Denis Ferrand - Le ralentissement de l’inflation s’opère plus tôt et plus brutalement en France que les prévisions les plus récentes l’attendaient. L’Insee anticipait début octobre que la hausse des prix à la consommation se situerait à 4,1% sur un an en novembre. Selon la première estimation, elle serait en fait de 3,4%. Rexecode attendait pour sa part en septembre une inflation à 4,2% fin 2023. Elle sera plus basse. Outre le ralentissement des prix de l’énergie, ce tassement s’explique par la quasi-stabilité depuis six mois des prix des produits manufacturés et des services consommés par les ménages.

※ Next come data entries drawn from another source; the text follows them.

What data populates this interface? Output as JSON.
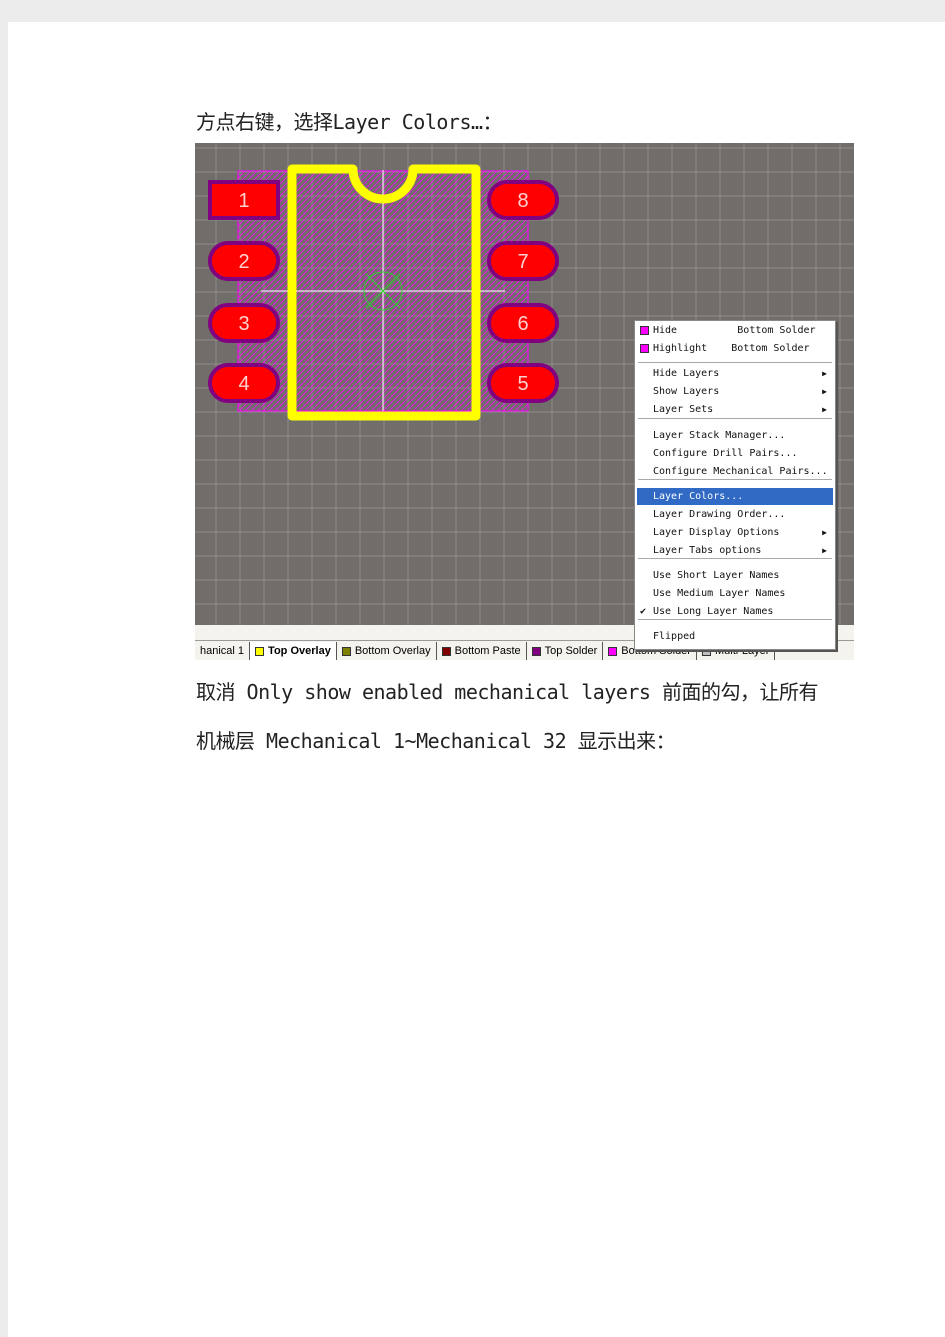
{
  "text": {
    "line1": "方点右键，选择Layer Colors…：",
    "line2": "取消 Only show enabled mechanical layers 前面的勾，让所有",
    "line3": "机械层 Mechanical 1~Mechanical 32 显示出来："
  },
  "pcb": {
    "pads": [
      "1",
      "2",
      "3",
      "4",
      "8",
      "7",
      "6",
      "5"
    ],
    "colors": {
      "background": "#716d6b",
      "pad": "#ff0000",
      "pad_border": "#800080",
      "overlay": "#ffff00",
      "hatch": "#ff00ff"
    }
  },
  "tabs": [
    {
      "label": "hanical 1",
      "color": null
    },
    {
      "label": "Top Overlay",
      "color": "#ffff00",
      "active": true
    },
    {
      "label": "Bottom Overlay",
      "color": "#808000"
    },
    {
      "label": "Bottom Paste",
      "color": "#800000"
    },
    {
      "label": "Top Solder",
      "color": "#800080"
    },
    {
      "label": "Bottom Solder",
      "color": "#ff00ff"
    },
    {
      "label": "Multi-Layer",
      "color": "#c0c0c0"
    }
  ],
  "menu": {
    "hide": "Hide          Bottom Solder",
    "highlight": "Highlight    Bottom Solder",
    "items": [
      "Hide Layers",
      "Show Layers",
      "Layer Sets",
      "Layer Stack Manager...",
      "Configure Drill Pairs...",
      "Configure Mechanical Pairs...",
      "Layer Colors...",
      "Layer Drawing Order...",
      "Layer Display Options",
      "Layer Tabs options",
      "Use Short Layer Names",
      "Use Medium Layer Names",
      "Use Long Layer Names",
      "Flipped"
    ],
    "checked": "Use Long Layer Names",
    "highlighted": "Layer Colors..."
  }
}
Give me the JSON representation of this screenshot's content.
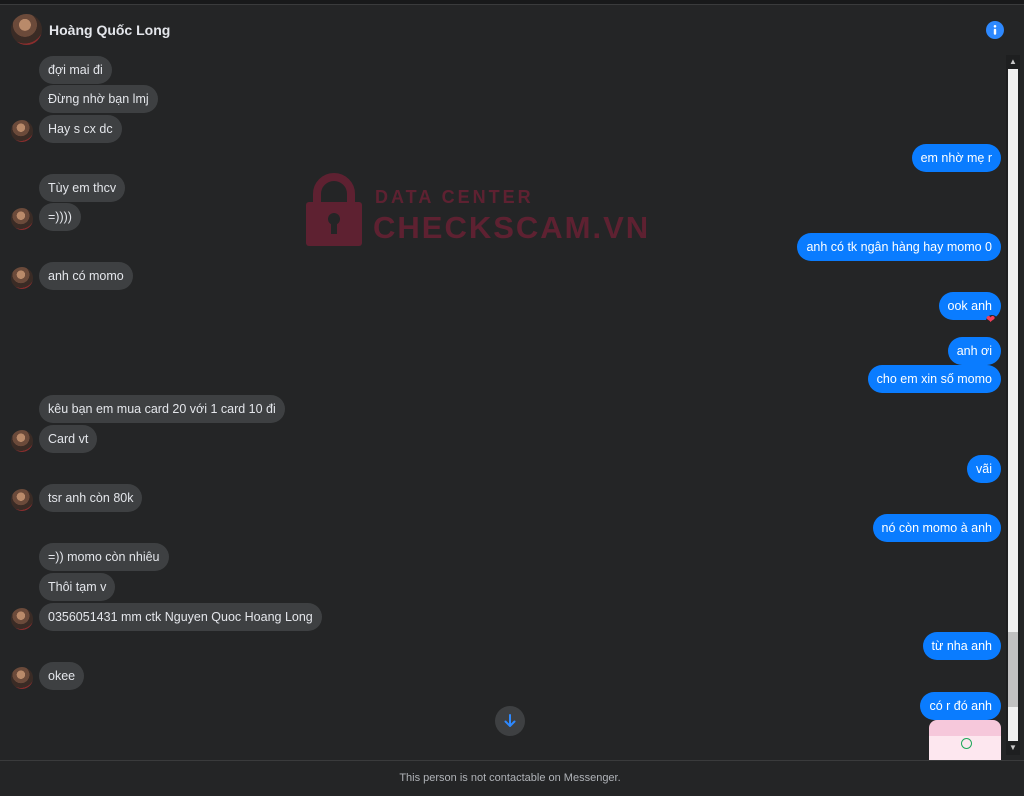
{
  "header": {
    "name": "Hoàng Quốc Long"
  },
  "watermark": {
    "line1": "DATA CENTER",
    "line2": "CHECKSCAM.VN"
  },
  "messages": [
    {
      "dir": "in",
      "text": "đợi mai đi"
    },
    {
      "dir": "in",
      "text": "Đừng nhờ bạn lmj"
    },
    {
      "dir": "in",
      "text": "Hay s cx dc"
    },
    {
      "dir": "out",
      "text": "em nhờ mẹ r"
    },
    {
      "dir": "in",
      "text": "Tùy em thcv"
    },
    {
      "dir": "in",
      "text": "=))))"
    },
    {
      "dir": "out",
      "text": "anh có tk ngân hàng hay momo 0"
    },
    {
      "dir": "in",
      "text": "anh có momo"
    },
    {
      "dir": "out",
      "text": "ook anh",
      "reaction": "❤"
    },
    {
      "dir": "out",
      "text": "anh ơi"
    },
    {
      "dir": "out",
      "text": "cho em xin số momo"
    },
    {
      "dir": "in",
      "text": "kêu bạn em mua card 20 với 1 card 10 đi"
    },
    {
      "dir": "in",
      "text": "Card vt"
    },
    {
      "dir": "out",
      "text": "vãi"
    },
    {
      "dir": "in",
      "text": "tsr anh còn 80k"
    },
    {
      "dir": "out",
      "text": "nó còn momo à anh"
    },
    {
      "dir": "in",
      "text": "=)) momo còn nhiêu"
    },
    {
      "dir": "in",
      "text": "Thôi tạm v"
    },
    {
      "dir": "in",
      "text": "0356051431 mm ctk Nguyen Quoc Hoang Long"
    },
    {
      "dir": "out",
      "text": "từ nha anh"
    },
    {
      "dir": "in",
      "text": "okee"
    },
    {
      "dir": "out",
      "text": "có r đó anh"
    }
  ],
  "footer": {
    "text": "This person is not contactable on Messenger."
  },
  "colors": {
    "background": "#242526",
    "incoming": "#3e4042",
    "outgoing": "#0a7cff",
    "accent": "#2e89ff"
  },
  "icons": {
    "info": "info-icon",
    "scroll_down": "arrow-down-icon",
    "reaction": "heart-icon"
  }
}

Ce tassement devrait se prolonger. D’une part, les cours du baril de pétrole, au comptant comme à terme de six mois à un an, sont passés sous les 80 dollars. D’autre part, les prix agricoles à la production reculent (-10 % sur un an), ce qui laisse anticiper une décrue des prix alimentaires. Plus largement, les prix à la production des branches marchandes ont baissé au deuxième trimestre et stagné au troisième.
Cette stabilisation des prix reflète la fin de la seconde phase d’inflation: celle de la boucle prix-revenus. Dans un premier temps, l’accélération des prix a procédé de la répercussion du choc de prix importé sur les coûts des consommations intermédiaires. Ce choc s’est inversé, le prix des consommations intermédiaires de branches marchandes reculant.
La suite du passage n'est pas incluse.